Pero lo mejor de todo es el final: el sargento, todavía dormido, se baña y se afeita en la especie de abrevadero que son los lavabos ante los incrédulos ojos de sus compañeros. Un acto del todo sorprendente que nos dice mucho acerca de la personalidad de MacDuff.

El sargento, al que da vida Victor McLaglen, es un viejo conocido por los aficionados al cine del realizador. Es el mismo que lidera La patrulla perdida; es también el sargento Mulcahy de Fort Apache, donde por cierto vuelve a compartir cartel con una ya crecidita Shirley Temple; es, asimismo, el sargento Quincannon en sus dos versiones, en la de La legión invencible y en la de Río Grande; y es, en fin, uno de los personajes más entrañables y más usados por John Ford en toda su carrera.

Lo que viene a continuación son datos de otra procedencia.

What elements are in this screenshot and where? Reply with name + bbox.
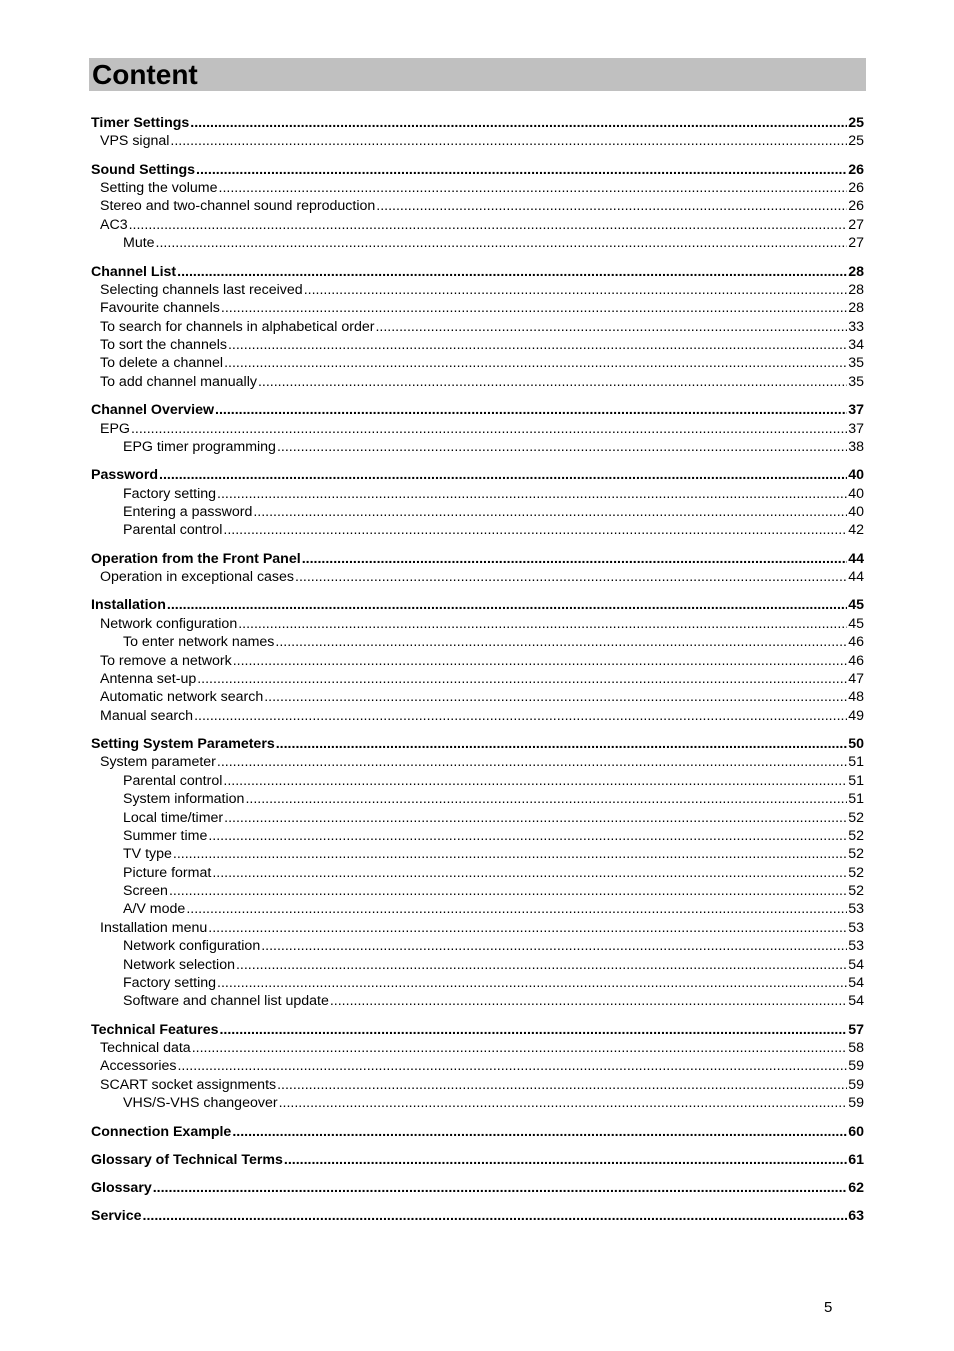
toc-entry-label: Network selection — [123, 956, 235, 973]
dot-leader — [194, 707, 847, 725]
toc-heading-glossary[interactable] — [91, 1179, 864, 1197]
dot-leader — [232, 1123, 847, 1141]
toc-entry-mute[interactable] — [91, 234, 864, 252]
toc-entry-page: 45 — [848, 615, 864, 632]
toc-entry-local-time-timer[interactable] — [91, 809, 864, 827]
toc-heading-channel-list[interactable] — [91, 263, 864, 281]
dot-leader — [143, 1207, 848, 1225]
toc-section-connection-example — [91, 1123, 864, 1141]
toc-entry-label: To sort the channels — [100, 337, 227, 354]
toc-entry-to-search-for-channels-in-alphabetical-order[interactable] — [91, 318, 864, 336]
toc-entry-network-selection[interactable] — [91, 956, 864, 974]
dot-leader — [159, 466, 847, 484]
toc-entry-label: Sound Settings — [91, 161, 196, 178]
toc-entry-screen[interactable] — [91, 882, 864, 900]
toc-entry-label: Parental control — [123, 772, 223, 789]
toc-entry-page: 42 — [848, 522, 864, 539]
toc-entry-page: 26 — [848, 161, 864, 178]
dot-leader — [177, 263, 847, 281]
toc-entry-page: 28 — [848, 263, 864, 280]
dot-leader — [217, 485, 847, 503]
dot-leader — [169, 882, 847, 900]
dot-leader — [264, 688, 847, 706]
toc-section-sound-settings — [91, 161, 864, 253]
toc-section-channel-list — [91, 263, 864, 392]
toc-entry-page: 53 — [848, 901, 864, 918]
toc-entry-label: Service — [91, 1208, 142, 1225]
toc-entry-page: 34 — [848, 337, 864, 354]
toc-entry-page: 60 — [848, 1123, 864, 1140]
dot-leader — [208, 827, 847, 845]
toc-entry-to-enter-network-names[interactable] — [91, 633, 864, 651]
dot-leader — [217, 974, 847, 992]
toc-entry-page: 49 — [848, 707, 864, 724]
toc-entry-page: 40 — [848, 503, 864, 520]
toc-entry-page: 53 — [848, 938, 864, 955]
dot-leader — [238, 615, 847, 633]
toc-entry-label: Operation from the Front Panel — [91, 550, 301, 567]
toc-entry-label: Summer time — [123, 827, 208, 844]
toc-entry-label: Operation in exceptional cases — [100, 569, 295, 586]
toc-entry-label: Local time/timer — [123, 809, 224, 826]
dot-leader — [173, 845, 847, 863]
dot-leader — [197, 670, 847, 688]
toc-entry-summer-time[interactable] — [91, 827, 864, 845]
dot-leader — [215, 401, 847, 419]
toc-entry-page: 51 — [848, 772, 864, 789]
toc-entry-factory-setting[interactable] — [91, 974, 864, 992]
dot-leader — [221, 299, 847, 317]
toc-entry-label: AC3 — [100, 216, 128, 233]
toc-entry-stereo-and-two-channel-sound-reproduction[interactable] — [91, 197, 864, 215]
toc-heading-setting-system-parameters[interactable] — [91, 735, 864, 753]
toc-entry-page: 51 — [848, 791, 864, 808]
toc-entry-label: Parental control — [123, 522, 223, 539]
toc-entry-label: Connection Example — [91, 1123, 232, 1140]
dot-leader — [219, 1021, 847, 1039]
dot-leader — [219, 179, 848, 197]
dot-leader — [258, 373, 847, 391]
toc-heading-installation[interactable] — [91, 596, 864, 614]
dot-leader — [170, 132, 847, 150]
toc-entry-system-information[interactable] — [91, 790, 864, 808]
dot-leader — [177, 1057, 847, 1075]
toc-entry-to-sort-the-channels[interactable] — [91, 336, 864, 354]
dot-leader — [236, 956, 847, 974]
toc-entry-network-configuration[interactable] — [91, 937, 864, 955]
toc-entry-page: 54 — [848, 956, 864, 973]
toc-section-service — [91, 1207, 864, 1225]
toc-heading-service[interactable] — [91, 1207, 864, 1225]
dot-leader — [153, 1179, 847, 1197]
table-of-contents — [91, 114, 864, 1236]
toc-entry-page: 37 — [848, 420, 864, 437]
toc-entry-label: Mute — [123, 235, 155, 252]
toc-entry-automatic-network-search[interactable] — [91, 688, 864, 706]
toc-entry-label: Factory setting — [123, 485, 217, 502]
dot-leader — [375, 318, 847, 336]
toc-entry-operation-in-exceptional-cases[interactable] — [91, 568, 864, 586]
toc-entry-scart-socket-assignments[interactable] — [91, 1076, 864, 1094]
dot-leader — [233, 652, 848, 670]
toc-heading-glossary-of-technical-terms[interactable] — [91, 1151, 864, 1169]
toc-entry-label: Antenna set-up — [100, 670, 197, 687]
toc-entry-to-add-channel-manually[interactable] — [91, 373, 864, 391]
toc-entry-page: 52 — [848, 883, 864, 900]
toc-entry-label: EPG timer programming — [123, 438, 276, 455]
toc-entry-ac3[interactable] — [91, 216, 864, 234]
toc-entry-label: Factory setting — [123, 975, 217, 992]
dot-leader — [277, 1076, 847, 1094]
toc-entry-label: A/V mode — [123, 901, 186, 918]
toc-entry-page: 54 — [848, 975, 864, 992]
toc-entry-vps-signal[interactable] — [91, 132, 864, 150]
toc-entry-page: 52 — [848, 846, 864, 863]
toc-entry-favourite-channels[interactable] — [91, 299, 864, 317]
toc-entry-label: Entering a password — [123, 503, 253, 520]
toc-entry-page: 47 — [848, 670, 864, 687]
toc-entry-label: Setting System Parameters — [91, 735, 275, 752]
toc-entry-label: Glossary — [91, 1180, 152, 1197]
toc-section-channel-overview — [91, 401, 864, 456]
toc-entry-system-parameter[interactable] — [91, 753, 864, 771]
toc-entry-label: Glossary of Technical Terms — [91, 1151, 283, 1168]
toc-entry-network-configuration[interactable] — [91, 615, 864, 633]
dot-leader — [212, 864, 847, 882]
dot-leader — [224, 354, 847, 372]
dot-leader — [295, 568, 847, 586]
toc-entry-entering-a-password[interactable] — [91, 503, 864, 521]
toc-entry-page: 27 — [848, 235, 864, 252]
toc-entry-page: 27 — [848, 216, 864, 233]
toc-entry-page: 35 — [848, 373, 864, 390]
toc-heading-timer-settings[interactable] — [91, 114, 864, 132]
toc-entry-label: Stereo and two-channel sound reproduction — [100, 198, 376, 215]
dot-leader — [208, 919, 847, 937]
toc-entry-label: To delete a channel — [100, 355, 224, 372]
toc-section-glossary — [91, 1179, 864, 1197]
toc-heading-channel-overview[interactable] — [91, 401, 864, 419]
toc-section-password — [91, 466, 864, 540]
toc-entry-label: Setting the volume — [100, 180, 218, 197]
toc-entry-label: Screen — [123, 883, 168, 900]
dot-leader — [223, 521, 847, 539]
toc-entry-label: To enter network names — [123, 634, 275, 651]
toc-entry-label: Picture format — [123, 864, 212, 881]
toc-entry-label: Technical data — [100, 1040, 191, 1057]
toc-entry-parental-control[interactable] — [91, 772, 864, 790]
toc-entry-page: 57 — [848, 1021, 864, 1038]
dot-leader — [275, 633, 847, 651]
toc-entry-epg[interactable] — [91, 420, 864, 438]
dot-leader — [217, 753, 847, 771]
toc-entry-page: 33 — [848, 318, 864, 335]
toc-entry-page: 26 — [848, 198, 864, 215]
dot-leader — [302, 550, 848, 568]
toc-entry-label: System parameter — [100, 754, 216, 771]
toc-section-timer-settings — [91, 114, 864, 151]
toc-entry-parental-control[interactable] — [91, 521, 864, 539]
dot-leader — [304, 281, 848, 299]
dot-leader — [279, 1094, 848, 1112]
dot-leader — [192, 1039, 848, 1057]
toc-entry-label: To remove a network — [100, 652, 232, 669]
toc-entry-manual-search[interactable] — [91, 707, 864, 725]
toc-entry-label: Technical Features — [91, 1021, 219, 1038]
toc-section-installation — [91, 596, 864, 725]
dot-leader — [284, 1151, 847, 1169]
toc-entry-accessories[interactable] — [91, 1057, 864, 1075]
toc-entry-label: To search for channels in alphabetical order — [100, 318, 375, 335]
toc-entry-page: 45 — [848, 597, 864, 614]
dot-leader — [223, 772, 847, 790]
toc-entry-page: 44 — [848, 550, 864, 567]
toc-entry-page: 61 — [848, 1151, 864, 1168]
toc-entry-technical-data[interactable] — [91, 1039, 864, 1057]
toc-entry-label: TV type — [123, 846, 172, 863]
toc-heading-connection-example[interactable] — [91, 1123, 864, 1141]
dot-leader — [276, 735, 847, 753]
toc-entry-label: Channel List — [91, 263, 177, 280]
toc-entry-label: Selecting channels last received — [100, 281, 303, 298]
toc-entry-label: Software and channel list update — [123, 993, 329, 1010]
toc-entry-to-remove-a-network[interactable] — [91, 652, 864, 670]
page-number: 5 — [824, 1299, 833, 1316]
dot-leader — [330, 992, 847, 1010]
toc-entry-epg-timer-programming[interactable] — [91, 438, 864, 456]
toc-entry-label: SCART socket assignments — [100, 1076, 277, 1093]
toc-entry-label: Network configuration — [100, 615, 238, 632]
toc-entry-page: 59 — [848, 1058, 864, 1075]
dot-leader — [196, 161, 847, 179]
toc-entry-page: 54 — [848, 993, 864, 1010]
toc-entry-page: 52 — [848, 864, 864, 881]
dot-leader — [186, 900, 847, 918]
toc-entry-page: 25 — [848, 115, 864, 131]
toc-entry-vhs-s-vhs-changeover[interactable] — [91, 1094, 864, 1112]
toc-entry-page: 28 — [848, 281, 864, 298]
toc-section-technical-features — [91, 1021, 864, 1113]
toc-entry-antenna-set-up[interactable] — [91, 670, 864, 688]
toc-entry-label: System information — [123, 791, 245, 808]
toc-entry-selecting-channels-last-received[interactable] — [91, 281, 864, 299]
toc-entry-page: 40 — [848, 467, 864, 484]
toc-entry-picture-format[interactable] — [91, 864, 864, 882]
toc-entry-installation-menu[interactable] — [91, 919, 864, 937]
toc-entry-label: Installation — [91, 597, 166, 614]
toc-section-setting-system-parameters — [91, 735, 864, 1011]
dot-leader — [131, 420, 847, 438]
toc-entry-software-and-channel-list-update[interactable] — [91, 992, 864, 1010]
toc-entry-page: 53 — [848, 919, 864, 936]
toc-entry-label: Password — [91, 467, 159, 484]
toc-entry-label: VHS/S-VHS changeover — [123, 1095, 278, 1112]
toc-entry-page: 59 — [848, 1095, 864, 1112]
toc-entry-label: Installation menu — [100, 919, 208, 936]
dot-leader — [253, 503, 847, 521]
dot-leader — [277, 438, 847, 456]
dot-leader — [261, 937, 847, 955]
dot-leader — [376, 197, 847, 215]
toc-entry-page: 46 — [848, 652, 864, 669]
toc-entry-a-v-mode[interactable] — [91, 900, 864, 918]
toc-entry-factory-setting[interactable] — [91, 485, 864, 503]
toc-entry-label: Timer Settings — [91, 115, 190, 131]
toc-entry-page: 25 — [848, 133, 864, 150]
toc-entry-label: Automatic network search — [100, 689, 264, 706]
toc-entry-page: 51 — [848, 754, 864, 771]
toc-entry-page: 44 — [848, 569, 864, 586]
toc-entry-tv-type[interactable] — [91, 845, 864, 863]
page-title: Content — [92, 59, 198, 90]
toc-entry-label: To add channel manually — [100, 373, 257, 390]
toc-entry-page: 46 — [848, 634, 864, 651]
toc-entry-page: 35 — [848, 355, 864, 372]
toc-heading-password[interactable] — [91, 466, 864, 484]
toc-entry-to-delete-a-channel[interactable] — [91, 354, 864, 372]
dot-leader — [228, 336, 847, 354]
dot-leader — [156, 234, 848, 252]
toc-entry-page: 48 — [848, 689, 864, 706]
toc-entry-page: 63 — [848, 1208, 864, 1225]
toc-entry-label: Accessories — [100, 1058, 177, 1075]
dot-leader — [245, 790, 847, 808]
dot-leader — [224, 809, 847, 827]
toc-entry-label: Manual search — [100, 707, 194, 724]
toc-entry-label: Favourite channels — [100, 300, 220, 317]
toc-heading-operation-from-the-front-panel[interactable] — [91, 550, 864, 568]
toc-entry-page: 28 — [848, 300, 864, 317]
dot-leader — [129, 216, 848, 234]
toc-entry-page: 59 — [848, 1076, 864, 1093]
toc-entry-setting-the-volume[interactable] — [91, 179, 864, 197]
toc-entry-page: 40 — [848, 485, 864, 502]
toc-entry-label: Channel Overview — [91, 402, 215, 419]
toc-entry-page: 38 — [848, 438, 864, 455]
toc-entry-page: 62 — [848, 1180, 864, 1197]
toc-entry-page: 52 — [848, 809, 864, 826]
content-title-bar — [89, 58, 866, 91]
dot-leader — [190, 114, 847, 132]
toc-entry-label: VPS signal — [100, 133, 170, 150]
toc-section-operation-from-the-front-panel — [91, 550, 864, 587]
toc-entry-label: EPG — [100, 420, 130, 437]
toc-entry-page: 37 — [848, 402, 864, 419]
toc-entry-page: 52 — [848, 827, 864, 844]
toc-section-glossary-of-technical-terms — [91, 1151, 864, 1169]
toc-entry-page: 58 — [848, 1040, 864, 1057]
toc-entry-page: 26 — [848, 180, 864, 197]
toc-heading-technical-features[interactable] — [91, 1021, 864, 1039]
toc-entry-page: 50 — [848, 735, 864, 752]
toc-entry-label: Network configuration — [123, 938, 261, 955]
dot-leader — [167, 596, 847, 614]
toc-heading-sound-settings[interactable] — [91, 161, 864, 179]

La segunda secuencia ya no tiene nada de graciosa: es la escena del entierro del suboficial y viene a certificar algo que ya sabemos, que Ford es tan bueno en las tomas cómicas como en las dramáticas.

Arranca con una imagen del arriado de la bandera a media asta mientras suenan las gaitas del regimiento en memoria del sargento. Ford utiliza durante toda la secuencia una cámara en contrapicado para resaltar las formaciones, los desfiles, los caballos en fila, pero también para poder ver el cielo. El director no tiene a su querido Monument Valley (que comenzará a utilizar con asiduidad en sus westerns a partir de La Diligencia, dos años más tarde), pero sí se vale de las nubes, de esos cielos que nadie como él ha sabido fotografiar para conseguir el efecto que desea: el de intensificar la emoción con el encuadre de un paisaje épico que resalte aún más la trascendencia del hecho que se está filmando, que lo sublime y lo enmarque.

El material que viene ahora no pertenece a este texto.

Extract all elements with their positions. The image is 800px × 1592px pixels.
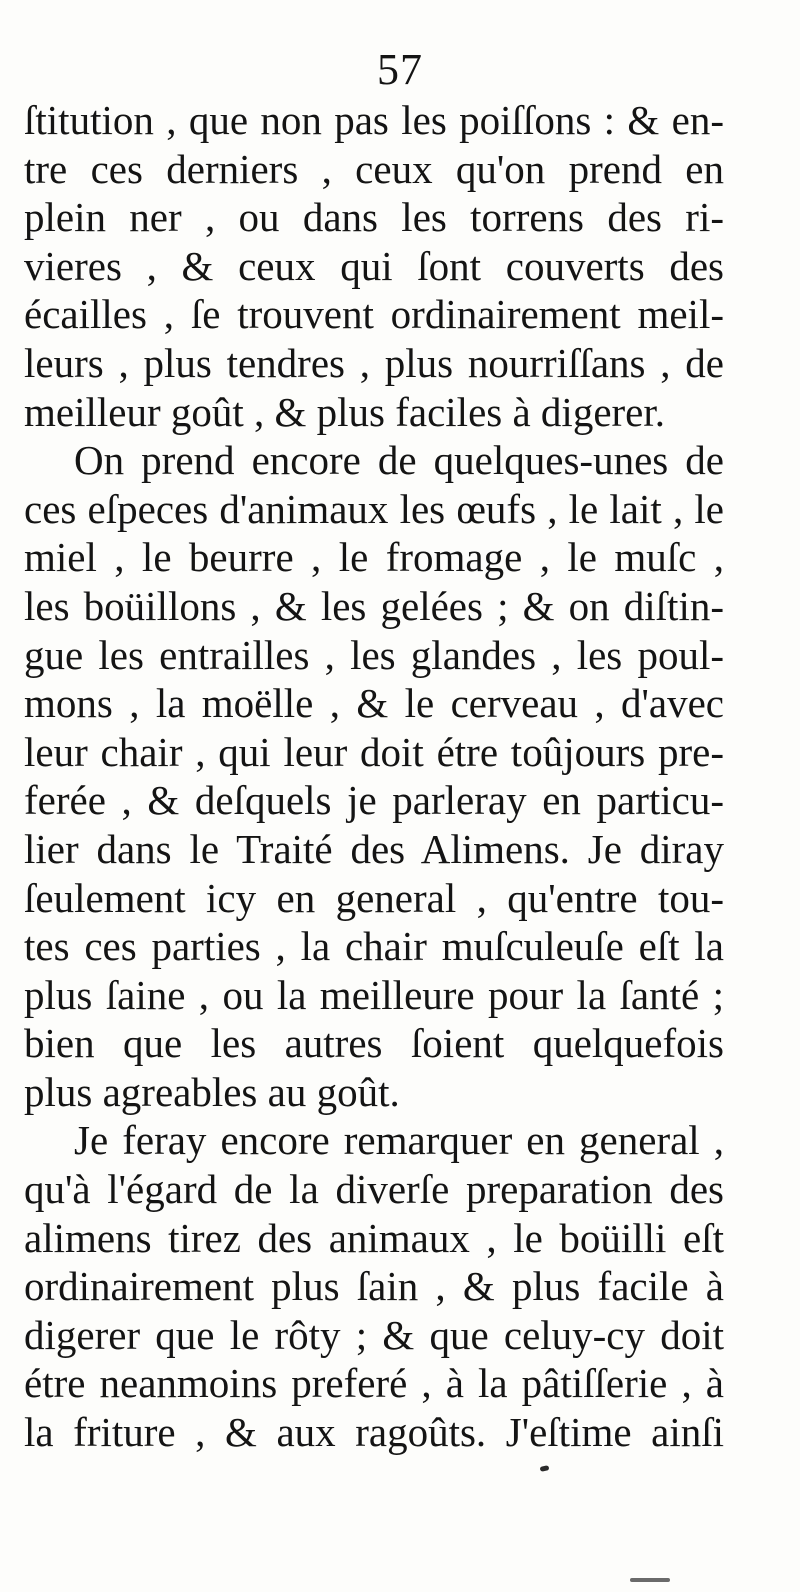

Ford nos cuenta con sus propias palabras (en la serie de entrevistas que le hizo Peter Bogdanovich) cómo consiguió esta escena, sin duda la más emotiva de la película:

“Un día estaba muy nublado —había llovido—, pero con nubes bonitas, de esas que tienen un poco de luz. Normalmente habríamos cerrado, pero yo llevaba un estupendo cámara, Artie Miller, y dije:
—Tenemos que hacer algo con este tiempo, con estas nubes. Tenemos aquí a todo el mundo; ¡vamos a enterrar a Víctor!
Y Artie dijo:
—Es una idea estupenda. Vamos a abrir un poco el diafragma; nos dará un buen efecto.
Y así hicimos el funeral”

Y así lo hicieron. Con Arthur C. Miller (tres Óscar en su carrera como director de fotografía, entre ellos el de Qué verde era mi valle), pero también con Ford eligiendo esas bellas tomas y editándolas con un montaje paralelo donde Shirley Temple entra en el barracón vacío. Un plano muy adecuado, con una estilizada fotografía crepuscular de tono bajo que representa la soledad de la niña, donde las camas se encuentran tan alineadas como los soldados que rinden honores a la figura del militar caído en combate.